When you run a business the way you would a sales team, the results cannot be good. Throw ethics out the window and wholeheartedly embrace corruption, and the results can only be catastrophic. This is what the Wells Fargo (Bank) scandal demonstrated.
For those coming in late, the American 164 year old Wells Fargo fraudulently opened a whopping two million accounts through ‘cross-selling’ to its existing customers. And why? To meet impossible sales targets, purposely to inflate the bank’s stock value and therefore executive bonuses! And all this happened with the blessings of the board and executive. Those who didn’t ‘shape up’ were ‘shipped out’. This is what the Senate hearings (akin to our Public Accounts Committee) reveal. They can be viewed on YouTube.

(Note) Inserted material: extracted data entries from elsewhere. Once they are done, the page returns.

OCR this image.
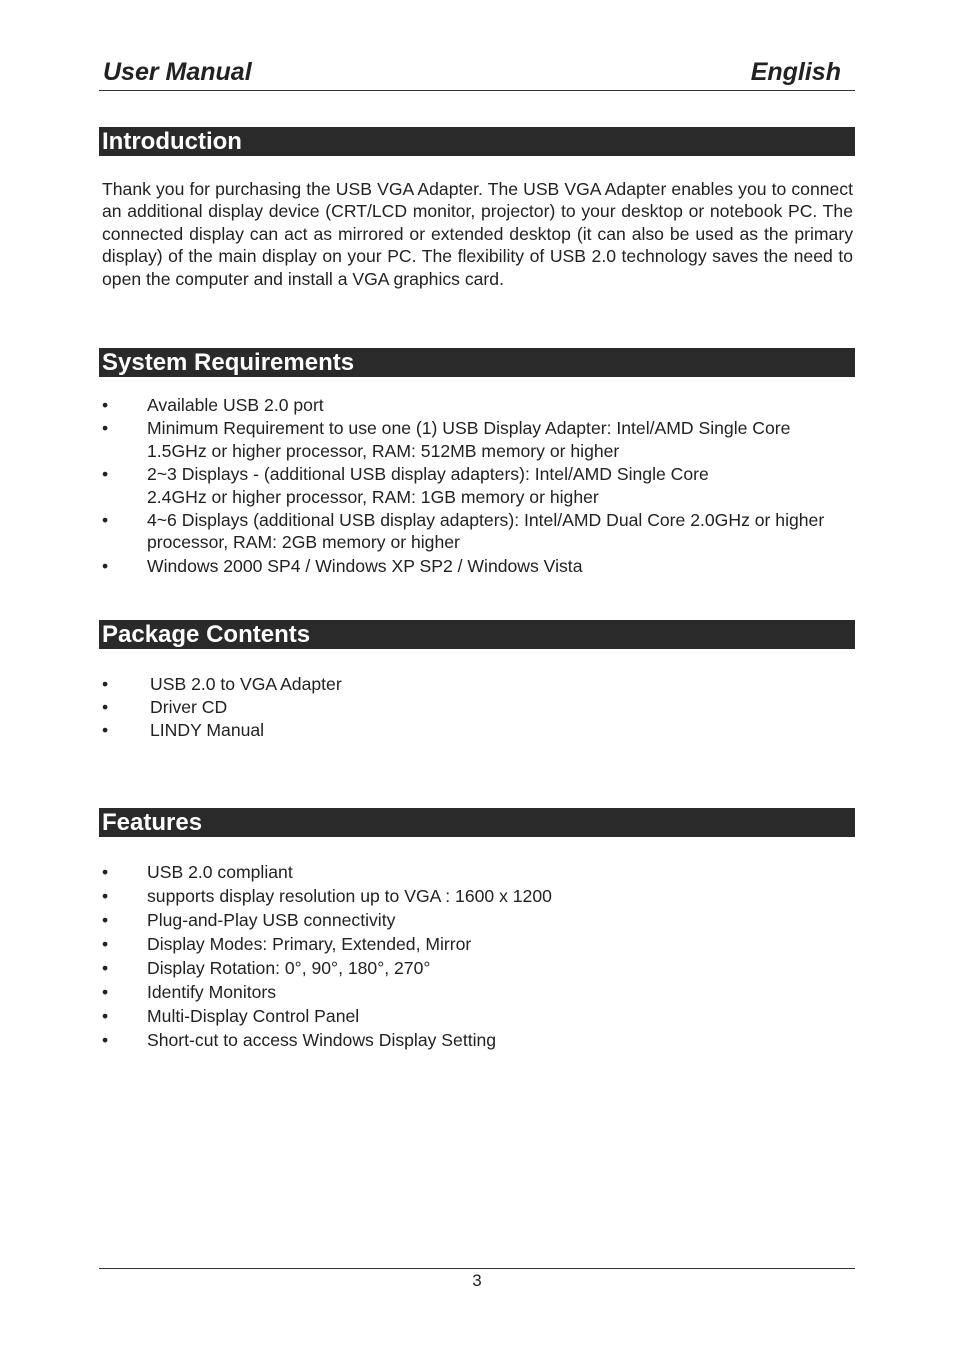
User Manual	English
Introduction
Thank you for purchasing the USB VGA Adapter. The USB VGA Adapter enables you to connect an additional display device (CRT/LCD monitor, projector) to your desktop or notebook PC. The connected display can act as mirrored or extended desktop (it can also be used as the primary display) of the main display on your PC. The flexibility of USB 2.0 technology saves the need to open the computer and install a VGA graphics card.
System Requirements
• Available USB 2.0 port
• Minimum Requirement to use one (1) USB Display Adapter: Intel/AMD Single Core 1.5GHz or higher processor, RAM: 512MB memory or higher
• 2~3 Displays - (additional USB display adapters): Intel/AMD Single Core 2.4GHz or higher processor, RAM: 1GB memory or higher
• 4~6 Displays (additional USB display adapters): Intel/AMD Dual Core 2.0GHz or higher processor, RAM: 2GB memory or higher
• Windows 2000 SP4 / Windows XP SP2 / Windows Vista
Package Contents
• USB 2.0 to VGA Adapter
• Driver CD
• LINDY Manual
Features
• USB 2.0 compliant
• supports display resolution up to VGA : 1600 x 1200
• Plug-and-Play USB connectivity
• Display Modes: Primary, Extended, Mirror
• Display Rotation: 0°, 90°, 180°, 270°
• Identify Monitors
• Multi-Display Control Panel
• Short-cut to access Windows Display Setting
3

Until it was busted, Wells Fargo was the most valued bank by market capitalisation in the US. It is also celebrated in the highly acclaimed book Good to Great. Seemingly, it lost its way over the past decade. Core to its growth strategy was cross-selling. Cross-selling is to sell a different product or service to an existing customer. For instance, your barber interests you with a pedicure, and you agree. Or, in addition to the loan you have, your bank entices you to open a current account and/or get a credit card, and you agree. In banking parlance it is referred to as increasing the bank’s share of (your) wallet. There’s nothing wrong with cross-selling. In fact, cross-selling is the foundation of deepening relationships with clients and is the cornerstone of CRM (Customer Relationship Management) systems. It is simpler, cheaper and more sustainable to sell another product to an existing customer than it is to do so a new one.

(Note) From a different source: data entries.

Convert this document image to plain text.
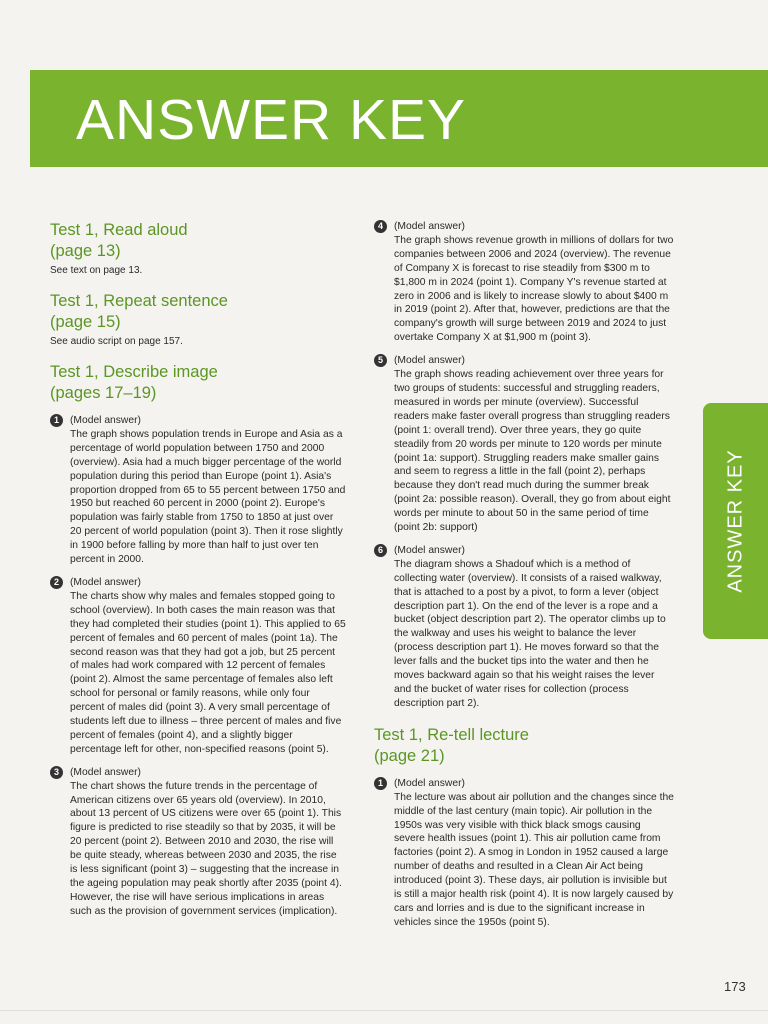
ANSWER KEY
ANSWER KEY
Test 1, Read aloud
(page 13)

See text on page 13.

Test 1, Repeat sentence
(page 15)

See audio script on page 157.

Test 1, Describe image
(pages 17–19)
1	(Model answer)

The graph shows population trends in Europe and Asia as a percentage of world population between 1750 and 2000 (overview). Asia had a much bigger percentage of the world population during this period than Europe (point 1). Asia's proportion dropped from 65 to 55 percent between 1750 and 1950 but reached 60 percent in 2000 (point 2). Europe's population was fairly stable from 1750 to 1850 at just over 20 percent of world population (point 3). Then it rose slightly in 1900 before falling by more than half to just over ten percent in 2000.

2	(Model answer)

The charts show why males and females stopped going to school (overview). In both cases the main reason was that they had completed their studies (point 1). This applied to 65 percent of females and 60 percent of males (point 1a). The second reason was that they had got a job, but 25 percent of males had work compared with 12 percent of females (point 2). Almost the same percentage of females also left school for personal or family reasons, while only four percent of males did (point 3). A very small percentage of students left due to illness – three percent of males and five percent of females (point 4), and a slightly bigger percentage left for other, non-specified reasons (point 5).

3	(Model answer)

The chart shows the future trends in the percentage of American citizens over 65 years old (overview). In 2010, about 13 percent of US citizens were over 65 (point 1). This figure is predicted to rise steadily so that by 2035, it will be 20 percent (point 2). Between 2010 and 2030, the rise will be quite steady, whereas between 2030 and 2035, the rise is less significant (point 3) – suggesting that the increase in the ageing population may peak shortly after 2035 (point 4). However, the rise will have serious implications in areas such as the provision of government services (implication).

4	(Model answer)

The graph shows revenue growth in millions of dollars for two companies between 2006 and 2024 (overview). The revenue of Company X is forecast to rise steadily from $300 m to $1,800 m in 2024 (point 1). Company Y's revenue started at zero in 2006 and is likely to increase slowly to about $400 m in 2019 (point 2). After that, however, predictions are that the company's growth will surge between 2019 and 2024 to just overtake Company X at $1,900 m (point 3).

5	(Model answer)

The graph shows reading achievement over three years for two groups of students: successful and struggling readers, measured in words per minute (overview). Successful readers make faster overall progress than struggling readers (point 1: overall trend). Over three years, they go quite steadily from 20 words per minute to 120 words per minute (point 1a: support). Struggling readers make smaller gains and seem to regress a little in the fall (point 2), perhaps because they don't read much during the summer break (point 2a: possible reason). Overall, they go from about eight words per minute to about 50 in the same period of time (point 2b: support)

6	(Model answer)

The diagram shows a Shadouf which is a method of collecting water (overview). It consists of a raised walkway, that is attached to a post by a pivot, to form a lever (object description part 1). On the end of the lever is a rope and a bucket (object description part 2). The operator climbs up to the walkway and uses his weight to balance the lever (process description part 1). He moves forward so that the lever falls and the bucket tips into the water and then he moves backward again so that his weight raises the lever and the bucket of water rises for collection (process description part 2).

Test 1, Re-tell lecture
(page 21)
1	(Model answer)

The lecture was about air pollution and the changes since the middle of the last century (main topic). Air pollution in the 1950s was very visible with thick black smogs causing severe health issues (point 1). This air pollution came from factories (point 2). A smog in London in 1952 caused a large number of deaths and resulted in a Clean Air Act being introduced (point 3). These days, air pollution is invisible but is still a major health risk (point 4). It is now largely caused by cars and lorries and is due to the significant increase in vehicles since the 1950s (point 5).

173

However, blinded by greed, the Executive Chair and (now resigned) CEO John Stumpf instructed that the cross-sell target should be eight accounts. Why? Senator Elizabeth Warren while grilling him explains: “Other big banks average three accounts per customer, but you set the target at eight … Every customer at Wells should have eight accounts. And that’s not because you ran the numbers and found that the average customer needed eight banking accounts. It is because, ‘Eight rhymes with great’. This was your rationale right there in your 2010 annual report.” To be fair, setting sales target is not scientific but anecdotal, globally. Still, if targets remain consistently unattainable, sales people become demotivated, or, in the case of Wells Fargo, because of the suffocating pressure, rode its compromised culture.

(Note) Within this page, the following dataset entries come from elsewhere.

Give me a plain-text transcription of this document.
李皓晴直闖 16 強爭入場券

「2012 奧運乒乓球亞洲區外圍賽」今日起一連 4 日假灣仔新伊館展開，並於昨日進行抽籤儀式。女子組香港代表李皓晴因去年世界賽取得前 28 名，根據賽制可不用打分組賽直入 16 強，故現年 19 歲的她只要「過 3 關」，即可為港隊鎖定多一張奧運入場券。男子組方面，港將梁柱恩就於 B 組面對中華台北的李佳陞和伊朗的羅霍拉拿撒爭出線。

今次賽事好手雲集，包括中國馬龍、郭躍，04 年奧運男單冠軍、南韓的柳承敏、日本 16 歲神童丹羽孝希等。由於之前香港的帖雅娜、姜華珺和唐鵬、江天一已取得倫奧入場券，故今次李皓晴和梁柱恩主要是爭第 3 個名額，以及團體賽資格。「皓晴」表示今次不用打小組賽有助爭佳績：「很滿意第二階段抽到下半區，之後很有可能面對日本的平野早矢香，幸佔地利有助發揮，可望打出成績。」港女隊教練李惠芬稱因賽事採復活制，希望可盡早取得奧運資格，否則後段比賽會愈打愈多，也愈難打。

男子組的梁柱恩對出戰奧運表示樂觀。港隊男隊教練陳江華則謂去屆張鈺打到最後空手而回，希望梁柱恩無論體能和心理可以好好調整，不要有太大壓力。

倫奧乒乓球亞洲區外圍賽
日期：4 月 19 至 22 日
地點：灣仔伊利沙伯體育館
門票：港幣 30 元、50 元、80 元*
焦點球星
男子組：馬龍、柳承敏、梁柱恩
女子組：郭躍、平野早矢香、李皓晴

Because all the bank wanted was accounts, irrespective of where they came from, the salespeople went into survival mode. Forging customer signatures, they proceeded to open two million accounts and put them down as ‘cross-sells’. And the executive clapped. And guess who took the fall immediately they were busted? All 5,300 customer facing staff!
CEOs are not Sales Managers and vice versa. A business is not a sales team and fraud has no place in either. Company profits are not sales commissions. Joshua Oigara (KCB Group CEO) while being interviewed by the Daily Nation in his early days explains: “To run a business you don’t have to be a specialist. It is more of a job for a generalist. A bank can hire the best accountant or marketer (or salesman) it needs. The CEO is a captain. The key task for the captain is to inspire the team. It is not enough simply to get a degree in marketing or finance. One should be able to broaden their knowledge base considerably.”
Leading a business calls for long term thinking intended for the business to transcend time; unlike selling, it is not a perpetual chase of targets. Leading a business calls for a “generalist”. Successful selling calls for short term thinking and a salesperson/manager is a specialist. To succeed, a business needs both. When the business sees itself solely through the sales lens, it exposes itself to being a Wells Fargo.